[OSM-legal-talk] ODbL and publishing source data

James Livingston lists at sunsetutopia.com
Thu Dec 1 00:33:19 GMT 2011


On 1 December 2011 00:18, Jonathan Harley <jon at spiffymap.net> wrote:

> By way of analogy: suppose I sent you a private email which included a
> license saying if you publicly use my email, you must share with me any
> other emails you combine it with. My email sits in your inbox together with
> other emails, and you can do searches across all of them. If it's a unix
> system, they're probably all in one single file. But have you really
> "combined" my email with your other private emails? My email is sitting
> there unmodified and completely independent of all your other private
> emails; it is not itself combined with them. So no, "storing next to" is
> not "combining". You can safely share a screenshot of your mail program
> without having to send me all your other private emails.


The problem with analogies is that they are analogies and aren't the same
as the original thing. As a similar one, what if instead you sent me your
mailbox rather than a single email, and I imported all your mail into mine
(so are probably stored in the same file). Although none of the actual data
(emails) have changes, they are stored together (possible even in a SQL
database rather than flat files).

I don't know if that would count as two collective databases or a single
derived database.


> If the rendering of the second output depends on the first dataset, the
> Produced Work created from the second dataset is not independent of of the
> first dataset.
>

No, the produced work isn't independent of it, but the datasets are still
> independent of each other, that's my point.
>

My point is that to actually do the rendering, you will have created a
single database containing both datasets in the process (albeit possible as
transient in-memory data structures). I don't think we're really
disagreeing, just both unsure as to where the line is and guessing on
different sides :)



>
>> I guess it's possible the rendering algorithm for the second dataset
>> could use the Produced Work from the first rather than the first dataset
>> directly, which may be okay except that it's arguable whether you are
>> reverse engineering part of the first database.
>>
>>
> Yes, I think that point's arguable - if the combined produced work is
> based on two previous renderings from the two datasets, you might be able
> to argue that those renderings are themselves databases, particularly if
> they use vectors - though it's a very murky area, because rendering usually
> involves throwing away lots of information. (For example, suppose two roads
> meet at a T junction, and I render them both in the same line style without
> names; you can no longer tell their IDs, tags, or even how many ways in OSM
> make up that rendered T shape.)


To give a more explicit example, consider if you rendered a map with a
white background containing all the OSM data excluding hotels (you can just
release the algorithm to remove hotels, which is trivial). You then did a
rendering of your hotel data, using an algorithm that tries to avoid
putting the hotels on a non-white section of the image.  The rendering then
indirectly depends on the OSM data, but not on the OSM database itself.

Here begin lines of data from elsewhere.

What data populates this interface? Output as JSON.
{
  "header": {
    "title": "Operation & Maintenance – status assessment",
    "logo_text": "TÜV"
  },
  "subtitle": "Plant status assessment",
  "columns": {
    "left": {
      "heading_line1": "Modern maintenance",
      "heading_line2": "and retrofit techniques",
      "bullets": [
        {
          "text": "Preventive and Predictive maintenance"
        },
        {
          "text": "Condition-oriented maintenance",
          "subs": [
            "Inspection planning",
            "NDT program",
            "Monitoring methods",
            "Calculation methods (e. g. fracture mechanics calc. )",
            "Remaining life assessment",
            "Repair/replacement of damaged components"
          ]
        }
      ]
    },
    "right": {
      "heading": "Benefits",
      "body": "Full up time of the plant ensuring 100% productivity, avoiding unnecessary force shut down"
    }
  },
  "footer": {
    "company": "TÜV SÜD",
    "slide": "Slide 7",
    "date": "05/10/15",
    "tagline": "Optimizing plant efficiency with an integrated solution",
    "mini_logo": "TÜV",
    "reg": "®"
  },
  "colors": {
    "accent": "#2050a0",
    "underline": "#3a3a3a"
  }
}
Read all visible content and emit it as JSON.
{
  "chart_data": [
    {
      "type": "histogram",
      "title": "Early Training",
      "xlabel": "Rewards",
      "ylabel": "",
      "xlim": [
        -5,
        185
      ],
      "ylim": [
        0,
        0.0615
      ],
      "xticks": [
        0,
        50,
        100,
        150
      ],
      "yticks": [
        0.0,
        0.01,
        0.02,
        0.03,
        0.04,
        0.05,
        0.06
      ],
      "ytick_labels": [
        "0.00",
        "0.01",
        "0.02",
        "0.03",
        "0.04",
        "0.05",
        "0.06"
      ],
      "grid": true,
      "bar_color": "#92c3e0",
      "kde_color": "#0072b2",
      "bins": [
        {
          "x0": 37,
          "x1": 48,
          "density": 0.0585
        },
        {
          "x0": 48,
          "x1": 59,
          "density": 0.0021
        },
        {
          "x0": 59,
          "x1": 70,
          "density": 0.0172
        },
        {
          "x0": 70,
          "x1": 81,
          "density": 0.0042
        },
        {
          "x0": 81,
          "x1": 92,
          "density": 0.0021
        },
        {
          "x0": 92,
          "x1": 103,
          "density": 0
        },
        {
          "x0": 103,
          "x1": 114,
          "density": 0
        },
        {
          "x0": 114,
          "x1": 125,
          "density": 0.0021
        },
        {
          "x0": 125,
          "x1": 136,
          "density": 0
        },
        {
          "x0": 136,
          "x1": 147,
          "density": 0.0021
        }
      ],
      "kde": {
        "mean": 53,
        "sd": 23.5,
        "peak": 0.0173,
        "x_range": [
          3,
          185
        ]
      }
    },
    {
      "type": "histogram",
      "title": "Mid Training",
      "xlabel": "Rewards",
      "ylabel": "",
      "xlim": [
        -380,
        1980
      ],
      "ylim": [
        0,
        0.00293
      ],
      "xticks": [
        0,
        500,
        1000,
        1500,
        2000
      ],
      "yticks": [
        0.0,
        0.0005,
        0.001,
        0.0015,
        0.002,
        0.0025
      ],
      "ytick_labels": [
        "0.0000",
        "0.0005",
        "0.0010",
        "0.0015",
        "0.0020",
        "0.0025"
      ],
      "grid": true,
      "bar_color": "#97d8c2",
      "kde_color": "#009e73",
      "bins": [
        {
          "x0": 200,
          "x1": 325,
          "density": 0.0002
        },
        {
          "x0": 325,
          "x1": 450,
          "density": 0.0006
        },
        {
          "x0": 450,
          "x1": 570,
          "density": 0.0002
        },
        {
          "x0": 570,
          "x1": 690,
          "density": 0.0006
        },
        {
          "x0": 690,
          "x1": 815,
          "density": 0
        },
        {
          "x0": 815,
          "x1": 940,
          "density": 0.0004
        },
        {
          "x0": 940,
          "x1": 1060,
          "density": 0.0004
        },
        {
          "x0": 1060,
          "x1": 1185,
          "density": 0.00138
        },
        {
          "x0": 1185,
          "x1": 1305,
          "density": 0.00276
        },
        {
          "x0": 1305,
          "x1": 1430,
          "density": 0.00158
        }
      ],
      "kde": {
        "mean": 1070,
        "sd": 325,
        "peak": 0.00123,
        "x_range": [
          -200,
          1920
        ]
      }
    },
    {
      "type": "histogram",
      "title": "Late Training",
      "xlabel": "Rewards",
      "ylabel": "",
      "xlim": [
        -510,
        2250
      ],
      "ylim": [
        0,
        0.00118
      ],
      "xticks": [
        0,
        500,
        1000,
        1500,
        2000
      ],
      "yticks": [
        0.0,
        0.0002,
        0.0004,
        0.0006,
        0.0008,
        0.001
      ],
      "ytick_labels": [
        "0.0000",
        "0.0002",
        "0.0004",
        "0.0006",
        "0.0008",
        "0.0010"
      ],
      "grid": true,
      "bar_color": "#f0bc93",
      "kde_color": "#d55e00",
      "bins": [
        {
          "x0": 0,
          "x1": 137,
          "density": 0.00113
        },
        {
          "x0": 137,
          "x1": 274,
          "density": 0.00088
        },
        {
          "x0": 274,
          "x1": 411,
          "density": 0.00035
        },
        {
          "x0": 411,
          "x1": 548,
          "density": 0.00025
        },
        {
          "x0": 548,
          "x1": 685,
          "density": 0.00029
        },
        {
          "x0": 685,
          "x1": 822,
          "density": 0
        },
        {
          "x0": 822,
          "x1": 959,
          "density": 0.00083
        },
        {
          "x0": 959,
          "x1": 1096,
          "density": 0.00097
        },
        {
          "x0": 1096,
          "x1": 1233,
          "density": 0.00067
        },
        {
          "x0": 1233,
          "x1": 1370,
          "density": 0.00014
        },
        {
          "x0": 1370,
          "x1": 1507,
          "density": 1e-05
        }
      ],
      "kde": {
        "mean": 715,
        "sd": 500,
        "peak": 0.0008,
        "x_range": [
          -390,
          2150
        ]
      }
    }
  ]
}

I guess that's the a question: if you write a program that reads data from
> two sources and uses both to produce it's output, are the temporary
> in-memory data structures considered derived or collective for the purposes
> of copyright and database right law?
>
>
Yes, I've puzzled over that one too. If in-memory structures count as
> derivative databases, then that would be the one you would have to ask for
> under ODbL, which only requires licensees to release the last in any chain
> of derivative databases. It would make that whole side of ODbL pretty much
> impossible to enforce if so.


Assuming that it does count as a derivative database for this point, it's
likely to be hard to impossible for them to release that since it only
existed for a brief period of time while it was rendering - it's quite
possible that the whole thing didn't exist at the same point in time as
data was processed progressively.



>
>  The answer probably depends on how the program is implemented, but given
>> that we won't know the implementation, how can we ever determine whether
>> someone's Produced Work requires them to release their database? If we say
>> we can't determine that, aren't we essentially saying that it's impossible
>> to enforce that part of the ODbL?
>>
>
> Even the attribution part of ODbL isn't necessarily easy to enforce - I
> suspect that the more complete OSM gets, the more difficult it will be
> sometimes to tell that a map with no attribution used OSM data. And yes,
> the share-alike part is much harder to enforce that that. It's not so
> gloomy really, though - in some cases we will know the implementation
> because it'll be open source, and most companies are professional and
> consider obeying the law pretty important.


Probably more important than the actual enforcement is the ability to tell
potential consumers that X is okay and Y isn't. Even if they are
professional and happy to obey the law, they are fairly likely to want to
know what they law says they need to do.